Como são as maiores potências econômicas do planeta, EUA e China disputam regiões de influência. A América Latina (e, notadamente, o Brasil) são, até hoje, uma área em que os EUA exercem hegemonia. Só que isso pode mudar: por ser um grande mercado, o espaço tem sido cada vez mais assediado pelos chineses.

Atualmente, a China é o maior comprador de produtos brasileiros. E recentemente, o vice-presidente, Hamilton Mourão, esteve no país asiático e se reuniu com o presidente Xi Jinping. O assunto? O financiamento de obras de infraestrutura pelo projeto Belt and Road Initiative (BRI). Além disso, o Brasil é integrante dos Brics (em que se reúne com Rússia, Índia, China e África do Sul).

Ao lado dos norte-americanos no boicote à Huawei estão, por exemplo, Nova Zelândia e Austrália, que também temem a possibilidade de espionagem e, por isso, têm evitado fazer negócios com a companhia. Na outra ponta, alguns países europeus, como o Reino Unido e a Alemanha, escolheram a empresa para estruturar suas redes 5G — mesmo com a ameaça dos EUA de abalo nas relações comerciais entre eles. 

Como a China tem reagido?

Desde o início da guerra comercial com os EUA no ano passado — e muito antes dos bloqueios à Huawei —, a China reage de forma enérgica às ações do governo norte-americano. Em maio, quando os EUA aumentaram os impostos de 10% para 25% sobre a metade dos produtos importados chineses, a China aumentou as taxas alfandegárias de 5.140 produtos norte-americanos de 10% para 25%.

Muito além dessas medidas, entretanto, estão as terras-raras, um grupo de elementos químicos relativamente raros (entre eles, o cério, o neodímio, o itérbio e o lutécio). As terras-raras têm aplicações importantes, como as tecnologias de baixa emissão de carbono, e a produção de ímãs, catalisadores, ligas, vidros e eletrônicos de alto desempenho.
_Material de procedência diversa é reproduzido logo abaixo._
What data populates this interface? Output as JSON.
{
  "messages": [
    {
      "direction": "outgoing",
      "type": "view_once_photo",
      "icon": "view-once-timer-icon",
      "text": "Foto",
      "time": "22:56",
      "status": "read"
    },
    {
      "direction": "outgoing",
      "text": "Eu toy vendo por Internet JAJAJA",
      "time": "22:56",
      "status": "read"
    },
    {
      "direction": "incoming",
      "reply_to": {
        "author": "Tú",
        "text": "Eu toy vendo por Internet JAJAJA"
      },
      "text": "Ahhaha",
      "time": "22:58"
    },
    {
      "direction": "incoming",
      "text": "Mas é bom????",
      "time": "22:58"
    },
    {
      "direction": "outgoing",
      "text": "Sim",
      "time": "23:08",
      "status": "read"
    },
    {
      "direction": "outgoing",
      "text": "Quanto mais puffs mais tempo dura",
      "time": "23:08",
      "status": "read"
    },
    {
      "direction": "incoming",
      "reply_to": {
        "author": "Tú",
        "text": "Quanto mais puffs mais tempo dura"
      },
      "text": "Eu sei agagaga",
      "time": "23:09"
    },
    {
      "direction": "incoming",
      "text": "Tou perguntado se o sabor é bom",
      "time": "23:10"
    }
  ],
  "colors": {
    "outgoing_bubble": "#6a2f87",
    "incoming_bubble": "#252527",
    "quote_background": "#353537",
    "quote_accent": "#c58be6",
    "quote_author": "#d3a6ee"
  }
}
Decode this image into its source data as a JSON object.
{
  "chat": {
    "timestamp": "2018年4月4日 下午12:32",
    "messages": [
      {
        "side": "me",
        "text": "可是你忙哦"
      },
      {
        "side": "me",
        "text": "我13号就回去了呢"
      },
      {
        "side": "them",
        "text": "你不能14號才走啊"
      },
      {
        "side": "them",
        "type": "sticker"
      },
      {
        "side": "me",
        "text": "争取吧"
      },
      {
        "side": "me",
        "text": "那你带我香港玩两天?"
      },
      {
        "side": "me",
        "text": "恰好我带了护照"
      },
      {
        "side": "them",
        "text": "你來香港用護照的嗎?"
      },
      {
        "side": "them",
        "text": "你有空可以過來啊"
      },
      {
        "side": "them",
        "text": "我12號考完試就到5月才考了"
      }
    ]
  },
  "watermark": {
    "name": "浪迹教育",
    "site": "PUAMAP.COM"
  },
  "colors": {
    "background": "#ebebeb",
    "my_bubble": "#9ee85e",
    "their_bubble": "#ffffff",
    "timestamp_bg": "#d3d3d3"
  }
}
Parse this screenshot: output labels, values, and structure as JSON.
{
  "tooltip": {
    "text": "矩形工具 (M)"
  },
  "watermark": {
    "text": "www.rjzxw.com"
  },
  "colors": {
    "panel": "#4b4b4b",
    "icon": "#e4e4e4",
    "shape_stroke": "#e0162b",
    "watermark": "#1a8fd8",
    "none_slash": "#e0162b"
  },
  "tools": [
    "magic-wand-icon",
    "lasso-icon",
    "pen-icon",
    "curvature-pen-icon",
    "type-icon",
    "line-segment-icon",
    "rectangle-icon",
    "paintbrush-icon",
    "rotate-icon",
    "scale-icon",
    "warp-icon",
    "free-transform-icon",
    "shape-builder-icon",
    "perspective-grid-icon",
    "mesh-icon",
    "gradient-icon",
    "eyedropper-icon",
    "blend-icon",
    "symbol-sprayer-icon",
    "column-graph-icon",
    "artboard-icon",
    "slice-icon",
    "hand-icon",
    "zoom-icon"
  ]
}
A grande ironia é que a China é responsável por 78% da extração de terras-raras do planeta. Como esses elementos são essenciais na fabricação de produtos de alta tecnologia, se o país asiático se recusar a vendê-los para os EUA, por exemplo, isso pode tornar a disputa econômica entre eles ainda mais violenta.

Por que a China incomoda tanto os EUA?

Embora o discurso norte-americano tenha como base o mote da espionagem, outros aspectos permeiam esse embate com a China. O Vale do Silício, na Califórnia (EUA), pode ser superado pelos chineses em breve. A região, que hoje concentra empresas de tecnologia, foi pioneira na produção de circuitos integrados, os populares chips (que são feitos de silício).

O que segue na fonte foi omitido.